Arizona will use federal CARES Act dollars to keep the state’s unemployment trust fund from running dry.
More than 200,000 people in Arizona received some sort of unemployment benefit during the first full week of January, according to the state Department of Economic Security.
Those benefits are a combination of state and federal dollars. The state trust fund used to pay regular unemployment had a balance of $58,521,888 on Jan 9, the last weekly report released by the state.
State officials say, if the fund is left alone it will run out sometime in the spring. To prevent that, Arizona is using $150 million of federal CARES Act money to keep the fund solvent.
“Our plan is to ensure that the ending balance in any given week, in a rolling three-week period, is 50 million dollars.

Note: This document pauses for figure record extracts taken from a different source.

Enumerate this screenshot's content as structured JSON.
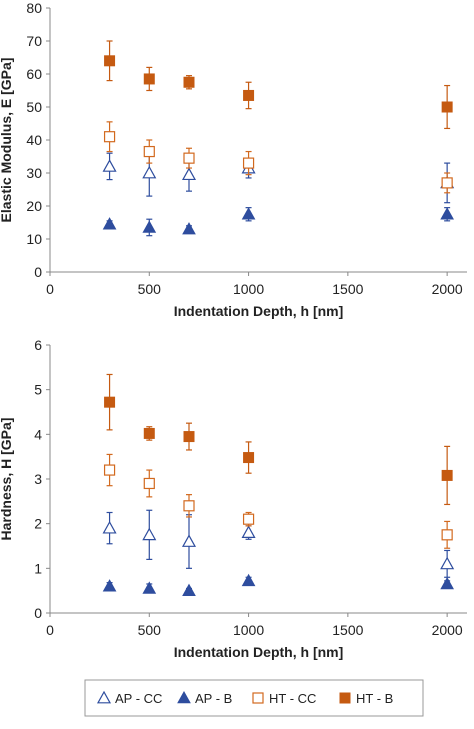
{
  "chart_data": [
    {
      "type": "scatter",
      "title": "",
      "xlabel": "Indentation Depth, h [nm]",
      "ylabel": "Elastic Modulus, E [GPa]",
      "xlim": [
        0,
        2100
      ],
      "ylim": [
        0,
        80
      ],
      "xticks": [
        "0",
        "500",
        "1000",
        "1500",
        "2000"
      ],
      "yticks": [
        "0",
        "10",
        "20",
        "30",
        "40",
        "50",
        "60",
        "70",
        "80"
      ],
      "grid": false,
      "series": [
        {
          "name": "AP - CC",
          "marker": "triangle-open",
          "color": "#2E4D9E",
          "points": [
            {
              "x": 300,
              "y": 32,
              "err": 4
            },
            {
              "x": 500,
              "y": 30,
              "err": 7
            },
            {
              "x": 700,
              "y": 29.5,
              "err": 5
            },
            {
              "x": 1000,
              "y": 31.5,
              "err": 3
            },
            {
              "x": 2000,
              "y": 27,
              "err": 6
            }
          ]
        },
        {
          "name": "AP - B",
          "marker": "triangle-filled",
          "color": "#2E4D9E",
          "points": [
            {
              "x": 300,
              "y": 14.5,
              "err": 1
            },
            {
              "x": 500,
              "y": 13.5,
              "err": 2.5
            },
            {
              "x": 700,
              "y": 13,
              "err": 1
            },
            {
              "x": 1000,
              "y": 17.5,
              "err": 2
            },
            {
              "x": 2000,
              "y": 17.5,
              "err": 2
            }
          ]
        },
        {
          "name": "HT - CC",
          "marker": "square-open",
          "color": "#D2691E",
          "points": [
            {
              "x": 300,
              "y": 41,
              "err": 4.5
            },
            {
              "x": 500,
              "y": 36.5,
              "err": 3.5
            },
            {
              "x": 700,
              "y": 34.5,
              "err": 3
            },
            {
              "x": 1000,
              "y": 33,
              "err": 3.5
            },
            {
              "x": 2000,
              "y": 27,
              "err": 3
            }
          ]
        },
        {
          "name": "HT - B",
          "marker": "square-filled",
          "color": "#C55A11",
          "points": [
            {
              "x": 300,
              "y": 64,
              "err": 6
            },
            {
              "x": 500,
              "y": 58.5,
              "err": 3.5
            },
            {
              "x": 700,
              "y": 57.5,
              "err": 2
            },
            {
              "x": 1000,
              "y": 53.5,
              "err": 4
            },
            {
              "x": 2000,
              "y": 50,
              "err": 6.5
            }
          ]
        }
      ]
    },
    {
      "type": "scatter",
      "title": "",
      "xlabel": "Indentation Depth, h [nm]",
      "ylabel": "Hardness, H [GPa]",
      "xlim": [
        0,
        2100
      ],
      "ylim": [
        0,
        6
      ],
      "xticks": [
        "0",
        "500",
        "1000",
        "1500",
        "2000"
      ],
      "yticks": [
        "0",
        "1",
        "2",
        "3",
        "4",
        "5",
        "6"
      ],
      "grid": false,
      "series": [
        {
          "name": "AP - CC",
          "marker": "triangle-open",
          "color": "#2E4D9E",
          "points": [
            {
              "x": 300,
              "y": 1.9,
              "err": 0.35
            },
            {
              "x": 500,
              "y": 1.75,
              "err": 0.55
            },
            {
              "x": 700,
              "y": 1.6,
              "err": 0.6
            },
            {
              "x": 1000,
              "y": 1.8,
              "err": 0.15
            },
            {
              "x": 2000,
              "y": 1.1,
              "err": 0.3
            }
          ]
        },
        {
          "name": "AP - B",
          "marker": "triangle-filled",
          "color": "#2E4D9E",
          "points": [
            {
              "x": 300,
              "y": 0.6,
              "err": 0.08
            },
            {
              "x": 500,
              "y": 0.55,
              "err": 0.1
            },
            {
              "x": 700,
              "y": 0.5,
              "err": 0.05
            },
            {
              "x": 1000,
              "y": 0.72,
              "err": 0.08
            },
            {
              "x": 2000,
              "y": 0.65,
              "err": 0.07
            }
          ]
        },
        {
          "name": "HT - CC",
          "marker": "square-open",
          "color": "#D2691E",
          "points": [
            {
              "x": 300,
              "y": 3.2,
              "err": 0.35
            },
            {
              "x": 500,
              "y": 2.9,
              "err": 0.3
            },
            {
              "x": 700,
              "y": 2.4,
              "err": 0.25
            },
            {
              "x": 1000,
              "y": 2.1,
              "err": 0.15
            },
            {
              "x": 2000,
              "y": 1.75,
              "err": 0.3
            }
          ]
        },
        {
          "name": "HT - B",
          "marker": "square-filled",
          "color": "#C55A11",
          "points": [
            {
              "x": 300,
              "y": 4.72,
              "err": 0.62
            },
            {
              "x": 500,
              "y": 4.02,
              "err": 0.15
            },
            {
              "x": 700,
              "y": 3.95,
              "err": 0.3
            },
            {
              "x": 1000,
              "y": 3.48,
              "err": 0.35
            },
            {
              "x": 2000,
              "y": 3.08,
              "err": 0.65
            }
          ]
        }
      ]
    }
  ],
  "legend": {
    "placement": "bottom",
    "items": [
      {
        "label": "AP - CC",
        "marker": "triangle-open",
        "color": "#2E4D9E"
      },
      {
        "label": "AP - B",
        "marker": "triangle-filled",
        "color": "#2E4D9E"
      },
      {
        "label": "HT - CC",
        "marker": "square-open",
        "color": "#D2691E"
      },
      {
        "label": "HT - B",
        "marker": "square-filled",
        "color": "#C55A11"
      }
    ]
  },
  "colors": {
    "axis": "#888888",
    "text": "#222222"
  }
}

So, by the end of each week there is at least a 50-million-dollar balance,” said Matthew Gress, Budget Director for Governor Doug Ducey.
Businesses fund the unemployment trust fund through the payment of unemployment taxes but a pandemic caused economic slowdown meant less tax collected and more claims against the fund.
In recent weeks, the number of regular unemployment claims which are funded through the trust fund have dropped to levels not seen since a year ago. The self-employed and those in the gig economy are not eligible for regular unemployment. They must file claims for pandemic unemployment.
That program is funded fully by the federal government and was slated to end if Congress and President Trump had not approved an extension in December.